Report – By Daniel Drageset
A development agency is critical about the cut in Australian aid to the Pacific that is proposed by the incoming Tony Abbott government.
Prime Minister-elect Tony Abbott and his Liberal Party announced recently that it would cut the aid budget by A$ 4.5 million.
The New Zealand branch of the TEAR Fund said that this would have a negative impact on Pacific countries which rely on Australian and New Zealand aid.
“The planned cuts tell their poorer Pacific neighbours, who depend on Australian and New Zealand aid, that their development needs, their health, their education, their disaster responses are not important and that they can wait, while Australia takes their funding for more roads at home,” TEAR Fund CEO Ian McInnes said.
The Australian decision to cut the aid would also increase the burden on New Zealand’s aid programmes, according to McInnes.
The A$ 4.5 million saved on aid cuts would instead go to road-building in Sydney, Melbourne and Brisbane.
Abbott said recently that he shared the Labor Party’s commitment to contribute 0.5 percent of the federal budget to aid, but told reporters there “are higher immediate priorities”.
“The best thing we can do for our country and ultimately the best thing we can do for people around the world is to strengthen our economy.”
McInnes was not impressed by Abbott’s statements saying 0.5 percent of the federal budget “was hardly a large sum” to contribute in aid.
He said that the excuses used to justify the cuts such as Papua New Guinea is corrupt and AusAID was inefficient, “are not good enough”.
New Zealand and Australian aid are both making excellent headway in the Pacific and afield, raising living standards and responding to disasters in some of the world’s poorest nations.
Aid money is robustly monitored.
Poor Pacific Islands should not have to wait for Australia’s roads to be built before they can expect a basic standard of living.
New Zealand Prime Minister John Key also feared the consequences the aid cut could have for the Pacific Islands.
“These are countries that need a lot of support and help so if there is less money coming their way, they’ll obviously feel that over time,” Key said to 3 News.
“It will certainly make the money that we spend here even more valuable.”
Charity Campaigns have estimated that it costs $2000 to “holistically” save a life, suggesting that as much as 449,888 lives are at risk because of the Australian aid cut.
Lisa Denney at the Overseas Development Institute said in a commentary in The Guardian that Australia should reconsider cutting the aid.
Based on comments the Liberal Party made the last year, she feared that the cuts would be made in the areas of developing country governments and promoting the rule of law and good governance.
Without a responsible government that is accountable to the people and the existence of the rule of law to protect rights, practical projects risk feeding a corrupt system that does little to eradicate poverty in the long run.
So, before hastily cutting the aid budget to reduce the country’s deficit, Australia’s new prime minister and his party would do well to consider the impact of such cuts – to Australia’s reputation as a good international citizen that adheres to long-standing commitments, and to good aid practice.

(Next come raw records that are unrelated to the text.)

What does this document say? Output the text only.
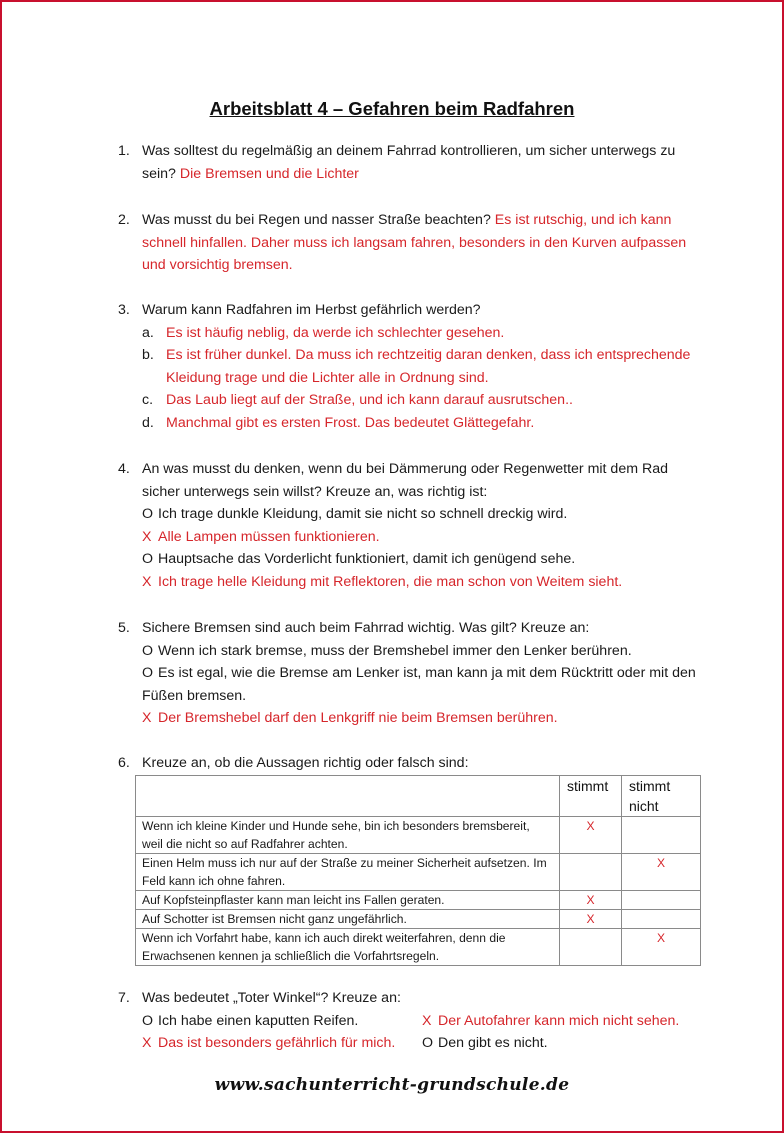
Arbeitsblatt 4 – Gefahren beim Radfahren
1. Was solltest du regelmäßig an deinem Fahrrad kontrollieren, um sicher unterwegs zu sein? Die Bremsen und die Lichter
2. Was musst du bei Regen und nasser Straße beachten? Es ist rutschig, und ich kann schnell hinfallen. Daher muss ich langsam fahren, besonders in den Kurven aufpassen und vorsichtig bremsen.
3. Warum kann Radfahren im Herbst gefährlich werden?
a. Es ist häufig neblig, da werde ich schlechter gesehen.
b. Es ist früher dunkel. Da muss ich rechtzeitig daran denken, dass ich entsprechende Kleidung trage und die Lichter alle in Ordnung sind.
c. Das Laub liegt auf der Straße, und ich kann darauf ausrutschen..
d. Manchmal gibt es ersten Frost. Das bedeutet Glättegefahr.
4. An was musst du denken, wenn du bei Dämmerung oder Regenwetter mit dem Rad sicher unterwegs sein willst? Kreuze an, was richtig ist:
O Ich trage dunkle Kleidung, damit sie nicht so schnell dreckig wird.
X Alle Lampen müssen funktionieren.
O Hauptsache das Vorderlicht funktioniert, damit ich genügend sehe.
X Ich trage helle Kleidung mit Reflektoren, die man schon von Weitem sieht.
5. Sichere Bremsen sind auch beim Fahrrad wichtig. Was gilt? Kreuze an:
O Wenn ich stark bremse, muss der Bremshebel immer den Lenker berühren.
O Es ist egal, wie die Bremse am Lenker ist, man kann ja mit dem Rücktritt oder mit den Füßen bremsen.
X Der Bremshebel darf den Lenkgriff nie beim Bremsen berühren.
6. Kreuze an, ob die Aussagen richtig oder falsch sind:
	stimmt	stimmt nicht
Wenn ich kleine Kinder und Hunde sehe, bin ich besonders bremsbereit, weil die nicht so auf Radfahrer achten.	X	
Einen Helm muss ich nur auf der Straße zu meiner Sicherheit aufsetzen. Im Feld kann ich ohne fahren.		X
Auf Kopfsteinpflaster kann man leicht ins Fallen geraten.	X	
Auf Schotter ist Bremsen nicht ganz ungefährlich.	X	
Wenn ich Vorfahrt habe, kann ich auch direkt weiterfahren, denn die Erwachsenen kennen ja schließlich die Vorfahrtsregeln.		X
7. Was bedeutet „Toter Winkel“? Kreuze an:
O Ich habe einen kaputten Reifen.	X Der Autofahrer kann mich nicht sehen.
X Das ist besonders gefährlich für mich. O Den gibt es nicht.
www.sachunterricht-grundschule.de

There is still time to reconsider.
Pacific aid ‘not wasted’
Democratic Labour Party leader, John Madigan, agreed that cutting Pacific aid would be wrong because it was “desperately needed” there.
In a Radio New Zealand International interview, he said Pacific countries, particularly those who helped Australia in the past, need to be the beneficiaries of aid.
Madigan said he felt ashamed to be Australian when he visited East Timor.
“They put their lives on the line for us and our soldiers said we will never forget this. But our government has.
And some tacit recognition in any war memorial…If those diggers were alive today how would they feel about what’s happened to these people, how we’re treating them.”
He was also critical of the notion of Australia spending more aid money on Indonesia, saying Indonesia had no need for the huge level of aid provided by Australia.
Daniel Drageset is the Pacific Scoop internship editor.